A crescente presença das chamadas “bets” no mercado publicitário ficou evidente nos últimos anos. Em 2023, 11 clubes estampavam marcas de apostas em suas camisas. Esse número saltou para 14 em 2024, consolidando o segmento como a principal fonte de patrocínio no esporte. Apenas Bragantino (Red Bull) e Mirassol (Guaraná Poty) permanecem com empresas de outros setores como patrocinadores principais, de acordo com o levantamento da Folha.

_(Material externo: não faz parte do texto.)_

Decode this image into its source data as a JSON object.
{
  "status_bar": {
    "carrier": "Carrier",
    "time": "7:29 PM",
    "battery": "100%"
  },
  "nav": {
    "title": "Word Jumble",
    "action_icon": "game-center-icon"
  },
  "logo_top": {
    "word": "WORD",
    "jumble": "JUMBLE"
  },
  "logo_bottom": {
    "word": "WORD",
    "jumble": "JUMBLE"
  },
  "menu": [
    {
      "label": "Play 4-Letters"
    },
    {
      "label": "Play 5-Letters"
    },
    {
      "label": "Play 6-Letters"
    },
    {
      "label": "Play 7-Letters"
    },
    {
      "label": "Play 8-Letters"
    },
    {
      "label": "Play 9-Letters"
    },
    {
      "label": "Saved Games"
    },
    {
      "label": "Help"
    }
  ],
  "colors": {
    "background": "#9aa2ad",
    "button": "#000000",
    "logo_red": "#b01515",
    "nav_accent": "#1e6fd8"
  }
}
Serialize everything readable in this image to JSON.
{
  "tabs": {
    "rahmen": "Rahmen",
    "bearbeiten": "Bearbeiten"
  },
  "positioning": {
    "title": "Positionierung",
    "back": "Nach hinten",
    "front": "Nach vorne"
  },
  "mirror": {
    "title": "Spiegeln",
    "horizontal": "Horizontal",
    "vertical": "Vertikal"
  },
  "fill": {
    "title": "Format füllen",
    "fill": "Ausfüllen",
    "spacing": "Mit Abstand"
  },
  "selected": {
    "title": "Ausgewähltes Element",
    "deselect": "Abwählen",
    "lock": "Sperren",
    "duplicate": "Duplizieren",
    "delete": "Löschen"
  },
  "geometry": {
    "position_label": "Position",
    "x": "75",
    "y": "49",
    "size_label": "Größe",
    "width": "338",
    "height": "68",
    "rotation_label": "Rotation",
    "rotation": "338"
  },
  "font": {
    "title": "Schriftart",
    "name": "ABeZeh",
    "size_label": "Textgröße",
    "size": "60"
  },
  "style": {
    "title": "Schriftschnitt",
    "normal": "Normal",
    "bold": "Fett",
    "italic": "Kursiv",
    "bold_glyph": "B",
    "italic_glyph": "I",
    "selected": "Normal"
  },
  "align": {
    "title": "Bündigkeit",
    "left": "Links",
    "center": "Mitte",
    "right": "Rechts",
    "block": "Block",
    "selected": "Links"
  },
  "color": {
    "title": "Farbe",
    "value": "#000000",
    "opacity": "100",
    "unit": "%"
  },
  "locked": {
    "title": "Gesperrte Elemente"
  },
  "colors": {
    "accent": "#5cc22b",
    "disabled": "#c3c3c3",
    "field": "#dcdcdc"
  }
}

No topo da lista dos contratos mais valiosos estão Flamengo (R$ 105 milhões, Pixbet), Corinthians (R$ 103 milhões, Esportes da Sorte) e Palmeiras (R$ 100 milhões, Sportingbet). A parceria do Palmeiras com a Sportingbet, que substituiu a histórica relação de dez anos com a Crefisa, é um exemplo claro do poder financeiro das apostas. O novo contrato renderá R$ 100 milhões fixos por temporada, corrigidos pela inflação, e pode alcançar R$ 170 milhões com bônus por desempenho.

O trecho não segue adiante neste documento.